“I will go celebrate anything I see or am, and sing and laugh and deny nothing”
“Celebrerò tutto ciò che vedo e che sono e canterò, riderò e non negherò nulla”
(Walt Whitman)
Non so se provassero qualcosa di simile a questi versi i membri dell’associazione psichiatrica americana, quando nel 1973 rimossero l’omosessualità dalla lista delle malattie mentali. L’Organizzazione Mondiale della Sanità nel 1987 confermò tale scelta, eliminando completamente l’omosessualità dal Diagnostic and Statistical Manual of Mental disorders (DSM); sta di fatto che l’omosessualità non è una malattia da curare, né tantomeno, un male per la nostra società ma solo e unicamente una variante naturale del comportamento sessuale umano, e nessuna terapia può essere messa in atto per modificare l’orientamento sessuale.
Metafora adeguata quella utilizzata da Margherita Graglia (2009) quando afferma che in realtà, possiamo paragonare l’orientamento sessuale allo spettro di un arcobaleno che varia in gradi ed intensità dei suoi colori. Quindi l’omosessualità non è una malattia, ma una condizione articolata e complessa dove convivono elementi come le caratteristiche della propria personalità, il comportamento, le fantasie, le emozioni, l’affettività, il desiderio, le relazioni. Questi elementi possono anche non andare nella medesima direzione e subire mutamenti nel corso del tempo. Ogni individuo sviluppa un suo particolare modo di vivere la dimensione erotica ed affettiva, unica come il colore dei propri occhi o dei capelli.
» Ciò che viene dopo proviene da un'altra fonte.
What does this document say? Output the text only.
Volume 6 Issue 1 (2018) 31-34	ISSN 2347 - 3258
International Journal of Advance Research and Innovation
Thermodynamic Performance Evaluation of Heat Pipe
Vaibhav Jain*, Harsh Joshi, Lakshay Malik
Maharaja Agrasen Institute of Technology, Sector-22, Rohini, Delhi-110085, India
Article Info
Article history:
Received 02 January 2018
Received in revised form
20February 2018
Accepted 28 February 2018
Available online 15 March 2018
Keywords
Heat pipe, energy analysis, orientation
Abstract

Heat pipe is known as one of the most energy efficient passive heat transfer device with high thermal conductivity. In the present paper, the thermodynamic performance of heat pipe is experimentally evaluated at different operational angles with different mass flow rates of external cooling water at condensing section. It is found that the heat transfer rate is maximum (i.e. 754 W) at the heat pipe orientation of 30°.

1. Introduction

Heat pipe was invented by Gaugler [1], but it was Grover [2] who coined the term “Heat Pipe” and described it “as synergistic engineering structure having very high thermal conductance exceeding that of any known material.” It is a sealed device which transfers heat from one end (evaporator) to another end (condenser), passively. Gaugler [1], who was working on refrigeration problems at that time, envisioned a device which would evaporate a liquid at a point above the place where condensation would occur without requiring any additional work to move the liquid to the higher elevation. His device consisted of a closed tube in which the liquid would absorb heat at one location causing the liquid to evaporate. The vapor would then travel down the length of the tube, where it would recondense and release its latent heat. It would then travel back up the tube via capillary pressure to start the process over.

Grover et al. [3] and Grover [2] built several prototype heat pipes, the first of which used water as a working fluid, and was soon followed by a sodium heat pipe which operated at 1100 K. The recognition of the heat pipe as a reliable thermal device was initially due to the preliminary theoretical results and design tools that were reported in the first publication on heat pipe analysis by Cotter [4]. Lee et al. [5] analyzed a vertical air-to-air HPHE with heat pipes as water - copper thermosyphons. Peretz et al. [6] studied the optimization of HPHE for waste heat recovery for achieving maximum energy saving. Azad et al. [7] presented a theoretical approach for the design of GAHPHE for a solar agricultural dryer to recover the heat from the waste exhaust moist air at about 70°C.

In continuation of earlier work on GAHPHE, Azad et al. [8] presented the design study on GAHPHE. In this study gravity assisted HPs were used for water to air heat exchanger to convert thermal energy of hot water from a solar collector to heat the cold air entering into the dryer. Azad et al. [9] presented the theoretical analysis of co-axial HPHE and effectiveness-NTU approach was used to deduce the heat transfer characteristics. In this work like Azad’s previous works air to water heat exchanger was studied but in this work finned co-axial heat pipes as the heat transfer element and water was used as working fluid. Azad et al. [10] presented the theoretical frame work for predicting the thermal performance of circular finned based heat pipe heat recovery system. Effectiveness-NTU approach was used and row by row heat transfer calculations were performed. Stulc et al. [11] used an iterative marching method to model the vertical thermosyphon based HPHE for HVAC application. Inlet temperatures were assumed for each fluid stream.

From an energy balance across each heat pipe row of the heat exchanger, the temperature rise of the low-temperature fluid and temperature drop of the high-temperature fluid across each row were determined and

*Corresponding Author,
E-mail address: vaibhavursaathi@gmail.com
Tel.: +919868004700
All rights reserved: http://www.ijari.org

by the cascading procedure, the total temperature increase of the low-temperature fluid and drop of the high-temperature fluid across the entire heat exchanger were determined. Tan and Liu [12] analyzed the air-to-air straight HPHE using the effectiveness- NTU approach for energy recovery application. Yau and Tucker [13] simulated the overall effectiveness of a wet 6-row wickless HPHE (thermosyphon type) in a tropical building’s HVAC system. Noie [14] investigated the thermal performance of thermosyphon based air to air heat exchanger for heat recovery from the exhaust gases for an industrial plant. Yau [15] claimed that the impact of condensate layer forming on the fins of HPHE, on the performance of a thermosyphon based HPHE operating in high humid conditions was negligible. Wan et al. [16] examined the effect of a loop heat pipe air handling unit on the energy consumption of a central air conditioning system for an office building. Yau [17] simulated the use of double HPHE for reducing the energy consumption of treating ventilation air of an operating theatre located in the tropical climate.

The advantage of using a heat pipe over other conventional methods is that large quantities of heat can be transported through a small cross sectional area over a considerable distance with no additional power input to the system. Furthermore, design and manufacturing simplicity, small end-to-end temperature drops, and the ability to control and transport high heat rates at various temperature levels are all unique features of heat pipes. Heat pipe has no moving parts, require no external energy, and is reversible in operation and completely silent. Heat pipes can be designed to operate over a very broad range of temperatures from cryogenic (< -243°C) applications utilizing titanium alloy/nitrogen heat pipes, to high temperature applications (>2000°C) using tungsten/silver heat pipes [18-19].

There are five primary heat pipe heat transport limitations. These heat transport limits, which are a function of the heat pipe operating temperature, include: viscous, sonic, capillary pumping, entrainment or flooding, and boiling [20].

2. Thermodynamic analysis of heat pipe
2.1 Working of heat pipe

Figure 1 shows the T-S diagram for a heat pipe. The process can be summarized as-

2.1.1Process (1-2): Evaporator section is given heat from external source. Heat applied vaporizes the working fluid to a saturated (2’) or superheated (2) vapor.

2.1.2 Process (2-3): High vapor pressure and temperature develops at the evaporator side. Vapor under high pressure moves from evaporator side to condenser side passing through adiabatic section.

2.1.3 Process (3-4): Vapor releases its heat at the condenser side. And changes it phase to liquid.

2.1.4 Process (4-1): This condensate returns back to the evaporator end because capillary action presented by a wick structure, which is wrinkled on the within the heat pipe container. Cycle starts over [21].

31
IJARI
Omosessualità malattia? No.
Prendere consapevolezza di tale dimensione è un percorso a volte lungo e complesso che implica l’accettazione e la interiorizzazione di una nuova identità personale e la manifestazione di ciò verso l’esterno: la famiglia in primo luogo, gli amici, il posto di lavoro. E’ un percorso in cui sono implicate diverse dimensioni della persona: le emozioni, il pensiero, i comportamenti, la sessualità, le relazioni. Ma tutto ciò deve fare i conti con l’ambiente esterno e la cultura circostante che è purtroppo ancora dominata da visioni e atteggiamenti di scarsa accettazione se non addirittura di ripulsa e avversione e molte persone non sono ancora convinte che l’omosessualità non sia una malattia. E’ ciò che possiamo definire come OMOFOBIA ovvero un insieme di pregiudizi, atteggiamenti, comportamenti e opinioni discriminatori nei confronti di gay e lesbiche che si può spingere fino alla violenza.
Un gay o una lesbica che fin dall’infanzia ha sentito intorno a sé pregiudizi e atteggiamenti negativi finisce per sentirsi “sbagliato” in quanto omosessuale sviluppando difficoltà ad accettare serenamente il suo orientamento sessuale, fino alla completa negazione di tale orientamento. Ancora più problematico, tutto ciò, quando avviene in fase adolescenziale aumentando le difficoltà implicite in un momento di passaggio e trasformazione quale l’adolescenza rappresenta. Il supporto psicologico individuale o di coppia, ha lo scopo di sostenere la persona nel processo di costruzione e accettazione del proprio orientamento sessuale. Non si tratta dunque, di un intervento psicoterapeutico perché l’omosessualità non è una malattia, quanto piuttosto di un sostegno nei momenti più delicati e difficoltosi di questo processo, con lo scopo di promuovere il benessere e la salute ed evitare che si inneschino meccanismi di patologica non-accettazione di sé.